Compound interest is the most important financial concept most people never formally learn. Einstein supposedly called it the eighth wonder of the world. He probably didn't, but the line stuck because the idea is genuinely strange: a number can grow at a rate that itself grows, and the long-run effect is non-linear in a way human intuition is bad at picturing.
What the calculator does
One starting amount, one annual rate, one time horizon. Under the hood the math compounds daily, which is how real savings accounts and real credit cards work. You enter the rate the way it's quoted in the world (annual, e.g. "18% APR" or "5% return") and the calculator does the daily-compounding math in the background. The number you see is what you'd actually have or owe, not a simplified annual approximation.
The chart shows two lines: what your money does with compounding (solid line, green for savings, red for debt) and what it would do without (dashed line, the principal sitting flat). The gap between them is the compounding effect. At low rates and short horizons, the gap is barely visible. At higher rates or longer horizons, the gap dominates the chart.
Why both directions matter
The same math that makes savings grow makes debt grow. A €10,000 credit card balance at 18% interest, left to compound, becomes €27,000 after six years and €71,000 after 12. Most people who carry credit card debt do not realise this is happening; the monthly minimum payment hides the slope of the curve.
The savings direction is more familiar but no less surprising. €10,000 invested at 7% returns over 30 years becomes €76,000, and three quarters of that is interest, not contributions.

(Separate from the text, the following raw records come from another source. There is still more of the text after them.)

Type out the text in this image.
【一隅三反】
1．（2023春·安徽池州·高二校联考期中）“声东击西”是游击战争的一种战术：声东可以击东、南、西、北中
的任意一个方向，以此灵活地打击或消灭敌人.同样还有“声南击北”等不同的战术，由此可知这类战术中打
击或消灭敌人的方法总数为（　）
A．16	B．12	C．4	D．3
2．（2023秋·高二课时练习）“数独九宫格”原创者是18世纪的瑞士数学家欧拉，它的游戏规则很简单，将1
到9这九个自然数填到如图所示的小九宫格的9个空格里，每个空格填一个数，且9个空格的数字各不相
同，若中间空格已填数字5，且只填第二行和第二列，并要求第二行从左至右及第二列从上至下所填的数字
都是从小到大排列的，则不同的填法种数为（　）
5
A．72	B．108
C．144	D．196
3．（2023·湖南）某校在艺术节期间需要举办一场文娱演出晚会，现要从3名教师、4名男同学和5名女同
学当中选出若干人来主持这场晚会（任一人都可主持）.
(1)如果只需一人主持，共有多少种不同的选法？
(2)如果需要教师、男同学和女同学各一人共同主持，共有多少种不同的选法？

The first decade looks slow. The last decade looks dramatic. That's compounding doing what it does: starting quietly, finishing loudly.
What this calculator deliberately leaves out
No monthly contributions, no tax, no inflation adjustment, no compounding frequency choice. Each of those is a real factor in real financial planning, but adding any one of them turns this from a teaching tool into a forecasting tool, and the lesson gets lost in the inputs.
For real planning, use a calculator that handles those things. For understanding what compounding fundamentally is, ignore everything except the starting amount, the rate, and the time. That's why this calculator only asks for those three.